Sonntag, 15. Januar 2012

Costa Concordia vor der toskanischen Küste gesunken


Am Freitag, den 13.01.2012 hat Medienberichten zufolge die MS Costa Concordia gegen 21:45 wenige hundert 100m vor der Hafeneinfahrt der Insel Giglio Grundberührung gehabt.
Hierbei hat offenbar ein Felsstück die Bordwand an der Backbordseite des Schiffes auf einer Länge von 50m aufgeschlitzt.
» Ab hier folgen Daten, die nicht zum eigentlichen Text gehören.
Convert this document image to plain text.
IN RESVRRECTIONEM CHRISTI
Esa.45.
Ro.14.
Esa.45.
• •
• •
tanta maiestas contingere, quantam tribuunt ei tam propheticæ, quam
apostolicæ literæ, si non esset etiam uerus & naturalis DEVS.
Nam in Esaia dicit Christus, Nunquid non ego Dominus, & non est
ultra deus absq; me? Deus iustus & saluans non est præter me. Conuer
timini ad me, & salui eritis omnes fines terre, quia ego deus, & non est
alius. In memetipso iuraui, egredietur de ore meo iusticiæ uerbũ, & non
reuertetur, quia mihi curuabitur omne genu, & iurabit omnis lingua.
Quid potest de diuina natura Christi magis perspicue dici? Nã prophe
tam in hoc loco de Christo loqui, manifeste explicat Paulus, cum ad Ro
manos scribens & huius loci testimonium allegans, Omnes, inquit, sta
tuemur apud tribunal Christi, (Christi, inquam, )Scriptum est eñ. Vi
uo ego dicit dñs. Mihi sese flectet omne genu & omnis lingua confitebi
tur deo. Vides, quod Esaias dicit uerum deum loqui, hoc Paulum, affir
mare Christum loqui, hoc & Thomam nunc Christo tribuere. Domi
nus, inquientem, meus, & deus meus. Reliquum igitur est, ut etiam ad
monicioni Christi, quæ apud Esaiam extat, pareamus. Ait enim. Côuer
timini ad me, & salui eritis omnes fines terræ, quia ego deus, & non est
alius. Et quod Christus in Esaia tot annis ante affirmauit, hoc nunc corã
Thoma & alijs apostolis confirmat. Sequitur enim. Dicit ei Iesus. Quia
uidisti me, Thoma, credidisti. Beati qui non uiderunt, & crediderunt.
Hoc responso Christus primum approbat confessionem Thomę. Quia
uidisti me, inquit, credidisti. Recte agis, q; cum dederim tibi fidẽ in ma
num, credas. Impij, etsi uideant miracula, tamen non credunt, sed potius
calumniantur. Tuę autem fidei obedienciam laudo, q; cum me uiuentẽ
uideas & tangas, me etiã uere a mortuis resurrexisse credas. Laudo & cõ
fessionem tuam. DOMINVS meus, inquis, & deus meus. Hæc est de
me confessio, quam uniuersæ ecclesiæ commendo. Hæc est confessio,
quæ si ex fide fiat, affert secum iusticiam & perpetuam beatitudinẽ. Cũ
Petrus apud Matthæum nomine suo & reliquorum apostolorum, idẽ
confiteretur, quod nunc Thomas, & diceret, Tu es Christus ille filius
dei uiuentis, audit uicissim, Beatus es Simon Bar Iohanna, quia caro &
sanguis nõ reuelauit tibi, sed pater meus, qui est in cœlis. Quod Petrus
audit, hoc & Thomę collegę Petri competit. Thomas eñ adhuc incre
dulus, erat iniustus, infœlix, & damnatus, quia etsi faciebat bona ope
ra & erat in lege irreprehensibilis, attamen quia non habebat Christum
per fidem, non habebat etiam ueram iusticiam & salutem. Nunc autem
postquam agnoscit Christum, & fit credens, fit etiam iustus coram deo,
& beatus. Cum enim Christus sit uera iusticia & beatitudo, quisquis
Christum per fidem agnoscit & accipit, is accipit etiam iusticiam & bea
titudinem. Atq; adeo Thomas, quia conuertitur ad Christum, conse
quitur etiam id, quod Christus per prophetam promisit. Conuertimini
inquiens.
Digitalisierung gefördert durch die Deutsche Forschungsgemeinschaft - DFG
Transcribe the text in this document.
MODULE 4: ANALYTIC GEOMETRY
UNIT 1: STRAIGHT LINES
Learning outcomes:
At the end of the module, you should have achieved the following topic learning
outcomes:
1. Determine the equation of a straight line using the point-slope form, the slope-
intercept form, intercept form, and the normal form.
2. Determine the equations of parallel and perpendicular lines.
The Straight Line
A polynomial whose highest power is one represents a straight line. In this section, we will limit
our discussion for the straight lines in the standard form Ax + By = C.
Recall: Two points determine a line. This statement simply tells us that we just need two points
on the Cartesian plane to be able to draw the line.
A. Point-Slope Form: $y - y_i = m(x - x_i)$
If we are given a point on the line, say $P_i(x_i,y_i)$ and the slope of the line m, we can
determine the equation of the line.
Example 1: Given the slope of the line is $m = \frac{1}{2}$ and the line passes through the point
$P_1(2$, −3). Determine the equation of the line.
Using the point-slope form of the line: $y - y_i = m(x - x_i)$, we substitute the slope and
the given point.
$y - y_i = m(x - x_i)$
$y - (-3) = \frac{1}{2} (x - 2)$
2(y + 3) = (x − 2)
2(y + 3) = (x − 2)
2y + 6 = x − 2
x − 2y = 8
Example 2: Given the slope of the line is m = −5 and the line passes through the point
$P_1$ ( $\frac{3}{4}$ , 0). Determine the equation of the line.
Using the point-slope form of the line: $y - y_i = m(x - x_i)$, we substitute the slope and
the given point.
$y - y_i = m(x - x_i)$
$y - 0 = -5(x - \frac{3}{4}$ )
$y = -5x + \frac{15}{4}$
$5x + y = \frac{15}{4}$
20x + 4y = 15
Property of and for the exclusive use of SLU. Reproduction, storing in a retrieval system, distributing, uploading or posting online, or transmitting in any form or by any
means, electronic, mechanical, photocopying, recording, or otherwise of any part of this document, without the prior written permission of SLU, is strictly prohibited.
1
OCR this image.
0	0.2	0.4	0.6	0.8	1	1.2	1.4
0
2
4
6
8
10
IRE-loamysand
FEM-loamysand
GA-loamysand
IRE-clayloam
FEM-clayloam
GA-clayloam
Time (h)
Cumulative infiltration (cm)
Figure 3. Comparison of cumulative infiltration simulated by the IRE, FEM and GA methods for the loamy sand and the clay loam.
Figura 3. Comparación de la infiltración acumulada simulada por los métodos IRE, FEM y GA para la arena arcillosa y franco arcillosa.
In der Nacht konnten über 3.000 der Passagiere und über 1.000 Besatzungesmitglieder gerettet werden.Zum jetzigen Zeitpunkt - 22:15 am 17.04.2012 - wird von 5 Todessopfern (Aktualisierung: Am 17.04.12 wird von 30 Todesopfern und noch 2 Vermisstem berichtet), 20 Vermissten und ca 50 Verletzten gesprochen.
An den Spekulationen über die Unfallursache und vorschnellen Schuldzuweisungen werden wir uns an dieser Stelle nicht beteiligen.
(Das Schiff sei unerlaubterweise zu dicht an der Insel Gilglio (150m statt erlaubter 3 sm) vorbeigefahren, die crew wäre ïn der Unfallsituation überfordert gewesen, die Offiziere und auch der mitterweile verhaftete italienische Kapitän seien als erste von Bord gegangen, viele Gäste hätten keine Schwimmwesten gehabt, an Bord habe Chaos geherrscht ....,)
Die genaue Unfalluntersuchung wird den wahren Unfallhergang ans Licht bringen.Leider war die Berichterstattung in der deutschen Presse und auch im TV zum Teil von wenig Sachkenntnis geprägt.
Für die Reederei ein schwerer Schlag, die Kreuzfahrtbranche an sich wird darunter u.E. jedoch kaum leiden.

Vielleicht setzt jedoch ein Umdenken ein: Weg von den riesigen Kreuzfahrtschiffen mit mehreren Tausend Gästen, von denen viele von der Seefahrt - den Vorzügen aber auch den potentiellen Gefahrenmomenten - schlichtweg "Null" Ahnung haben und das Schiff nur als riesigen "Unterhaltungsapparat" ansehen.